The Obama administration earmarked $75 billion for HAMP and only used $10 billion. The money was available for a stronger program, with broader eligibility guidelines and a speedier distribution of benefits. That might have generated a few bad headlines about borrowers who didn’t “deserve” the help. But the benefits to the overall economy would have dwarfed those complaints.
That raises the question that undergirds much of the left's opposition to this testing approach: Who tests the testers? Who decides whether they're doing a good job? Why is judging and classifying people a worthy activity? And who decides who's worthy of conducting it?

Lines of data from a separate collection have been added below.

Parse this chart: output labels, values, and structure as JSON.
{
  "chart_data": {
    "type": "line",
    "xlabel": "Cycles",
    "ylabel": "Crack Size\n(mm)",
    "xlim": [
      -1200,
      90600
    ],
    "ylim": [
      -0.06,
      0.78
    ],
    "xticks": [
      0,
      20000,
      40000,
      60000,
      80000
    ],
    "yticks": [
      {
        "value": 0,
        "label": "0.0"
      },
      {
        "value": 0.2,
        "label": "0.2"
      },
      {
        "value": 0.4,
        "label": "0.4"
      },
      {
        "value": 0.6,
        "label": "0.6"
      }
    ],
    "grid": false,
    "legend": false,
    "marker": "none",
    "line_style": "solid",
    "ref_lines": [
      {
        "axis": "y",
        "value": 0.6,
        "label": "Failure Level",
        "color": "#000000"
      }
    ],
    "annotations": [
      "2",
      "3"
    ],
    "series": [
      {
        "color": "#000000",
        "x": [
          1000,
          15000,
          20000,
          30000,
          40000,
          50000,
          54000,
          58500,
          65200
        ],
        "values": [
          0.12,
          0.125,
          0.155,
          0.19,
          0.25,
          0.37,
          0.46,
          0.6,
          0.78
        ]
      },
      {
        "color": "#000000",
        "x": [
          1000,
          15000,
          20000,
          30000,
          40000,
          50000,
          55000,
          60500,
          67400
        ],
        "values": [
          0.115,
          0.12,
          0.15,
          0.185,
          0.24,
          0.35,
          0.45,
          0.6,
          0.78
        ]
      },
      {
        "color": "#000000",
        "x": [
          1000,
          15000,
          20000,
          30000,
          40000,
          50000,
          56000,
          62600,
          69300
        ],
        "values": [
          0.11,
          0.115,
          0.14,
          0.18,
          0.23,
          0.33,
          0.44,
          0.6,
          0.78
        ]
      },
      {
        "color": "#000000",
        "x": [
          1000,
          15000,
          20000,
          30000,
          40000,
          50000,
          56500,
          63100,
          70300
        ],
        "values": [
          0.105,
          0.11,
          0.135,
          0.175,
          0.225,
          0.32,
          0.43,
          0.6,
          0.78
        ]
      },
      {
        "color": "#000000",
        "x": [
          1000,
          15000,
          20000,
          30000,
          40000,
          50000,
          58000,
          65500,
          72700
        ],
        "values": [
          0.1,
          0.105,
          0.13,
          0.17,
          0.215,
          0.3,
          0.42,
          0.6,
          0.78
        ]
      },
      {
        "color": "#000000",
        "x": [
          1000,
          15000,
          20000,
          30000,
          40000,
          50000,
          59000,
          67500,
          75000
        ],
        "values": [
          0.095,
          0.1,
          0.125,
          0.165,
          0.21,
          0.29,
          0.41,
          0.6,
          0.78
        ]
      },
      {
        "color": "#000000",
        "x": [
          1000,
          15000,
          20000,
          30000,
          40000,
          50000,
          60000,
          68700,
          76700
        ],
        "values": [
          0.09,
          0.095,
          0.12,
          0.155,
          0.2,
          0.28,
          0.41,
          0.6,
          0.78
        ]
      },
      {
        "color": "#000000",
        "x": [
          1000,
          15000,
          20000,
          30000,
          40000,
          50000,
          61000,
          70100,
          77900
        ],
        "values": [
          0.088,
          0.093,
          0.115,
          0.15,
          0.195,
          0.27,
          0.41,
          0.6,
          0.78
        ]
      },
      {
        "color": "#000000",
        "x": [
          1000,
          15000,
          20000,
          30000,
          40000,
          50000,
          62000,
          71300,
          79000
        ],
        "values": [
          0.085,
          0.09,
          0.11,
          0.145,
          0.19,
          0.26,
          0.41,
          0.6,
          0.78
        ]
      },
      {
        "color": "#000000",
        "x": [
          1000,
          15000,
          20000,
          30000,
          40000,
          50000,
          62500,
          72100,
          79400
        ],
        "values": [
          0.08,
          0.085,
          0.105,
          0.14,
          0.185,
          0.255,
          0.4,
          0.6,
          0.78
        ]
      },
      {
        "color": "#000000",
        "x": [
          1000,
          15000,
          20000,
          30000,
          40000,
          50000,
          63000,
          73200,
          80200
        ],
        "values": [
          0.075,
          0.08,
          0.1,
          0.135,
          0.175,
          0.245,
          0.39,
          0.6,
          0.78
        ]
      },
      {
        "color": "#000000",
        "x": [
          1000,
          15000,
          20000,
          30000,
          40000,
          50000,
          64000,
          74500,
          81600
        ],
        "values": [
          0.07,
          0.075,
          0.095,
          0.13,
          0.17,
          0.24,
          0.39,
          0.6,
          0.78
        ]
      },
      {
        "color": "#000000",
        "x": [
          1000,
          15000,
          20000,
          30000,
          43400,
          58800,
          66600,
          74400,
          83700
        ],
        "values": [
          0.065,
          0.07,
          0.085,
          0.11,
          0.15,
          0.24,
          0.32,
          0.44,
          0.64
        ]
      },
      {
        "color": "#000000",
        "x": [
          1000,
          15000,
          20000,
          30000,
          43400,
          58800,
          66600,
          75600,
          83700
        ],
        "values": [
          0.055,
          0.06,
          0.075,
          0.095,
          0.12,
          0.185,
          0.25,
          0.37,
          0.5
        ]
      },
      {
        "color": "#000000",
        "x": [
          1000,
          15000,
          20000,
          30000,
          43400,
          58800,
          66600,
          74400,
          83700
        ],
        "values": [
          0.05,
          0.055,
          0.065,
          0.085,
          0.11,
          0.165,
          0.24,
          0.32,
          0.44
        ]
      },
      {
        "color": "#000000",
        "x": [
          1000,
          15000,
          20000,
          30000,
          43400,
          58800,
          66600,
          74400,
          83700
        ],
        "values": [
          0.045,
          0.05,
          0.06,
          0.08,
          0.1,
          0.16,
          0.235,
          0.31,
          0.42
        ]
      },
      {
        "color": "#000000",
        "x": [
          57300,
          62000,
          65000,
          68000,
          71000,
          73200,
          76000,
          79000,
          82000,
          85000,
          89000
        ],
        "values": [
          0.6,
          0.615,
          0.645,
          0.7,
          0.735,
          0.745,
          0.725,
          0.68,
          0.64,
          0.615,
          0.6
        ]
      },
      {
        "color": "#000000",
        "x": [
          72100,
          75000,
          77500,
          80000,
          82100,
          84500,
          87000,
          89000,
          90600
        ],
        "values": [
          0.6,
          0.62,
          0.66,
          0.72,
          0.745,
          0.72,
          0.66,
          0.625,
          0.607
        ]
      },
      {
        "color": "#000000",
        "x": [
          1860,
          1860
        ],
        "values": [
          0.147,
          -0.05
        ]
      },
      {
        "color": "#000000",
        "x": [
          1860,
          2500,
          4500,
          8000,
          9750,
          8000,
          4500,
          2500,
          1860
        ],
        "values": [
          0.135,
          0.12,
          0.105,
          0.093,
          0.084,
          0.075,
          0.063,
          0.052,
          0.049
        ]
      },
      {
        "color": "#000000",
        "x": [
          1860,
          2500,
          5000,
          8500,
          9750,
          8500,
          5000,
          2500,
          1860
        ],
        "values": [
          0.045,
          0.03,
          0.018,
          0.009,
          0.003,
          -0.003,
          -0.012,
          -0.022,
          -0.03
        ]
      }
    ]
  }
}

To be fair, sometimes income testing is appropriate. In those cases, someone has to make the calculations. But the “son of means testing” approach is based on an implicit moral code that divides the population into those who warrant help and those who only want a “free ride.” Every added complication increases the likelihood that things will go wrong—and when social policy is wrong, people suffer.
Who's In and Who's Out
Nobody denies that there are times when it is necessary to target resources where need is greatest. That can be seen in progressive programs like environmental justice policies that ensure frontline communities receive the most from efforts to mitigate the climate crisis, or Representative James Clyburn's “10-20-30” anti-poverty formula, which targets at least 10 percent of investments where 20 percent of the population has been in poverty for at least 30 years. These are defensible policy frameworks.
But means testing has evolved from a tool into a conceit. It has become a worldview that says policymakers can technocratically sort every American citizen into a mathematical unit, deserving of only the proper amount of benefit. To the left, this conceit represents the political, perceptual, and policy failures of the Democratic establishment.
Means-testers argue that their moderation will win swing voters, while universalists say their policies will energize the base and win the working class. The latter group also claims that the divisiveness of means testing hurts Democrats politically. They argue that it's too easy for means-tested programs to be gutted by cynical right-wing politicians, while universal programs create broad constituencies. I find the pragmatic arguments for universalist policies more compelling, provided they're presented clearly and directly.
The language of the means-testing culture—“Shared sacrifice.” “Individual responsibility.” “Skin in the game.”—seems to stigmatize the new economy's losers. With soaring inequality, those “losers” may include the vast majority of voters, which means these terms can trigger deep resentment and political blowback. By contrast, opponents are more likely to believe that access to certain goods and services—including medical treatment, pharmaceuticals, and education—is a human right, and should be freely available to everyone.
Not all of those who criticize means testing are opposed to it in practice. As a symbol, however, it has come to represent an elite-oriented, risk-prone, and politically unpopular mode of governance. The controversy around it has become a proxy struggle for the future of the progressive movement, the fight for a society where everybody is in and nobody is out.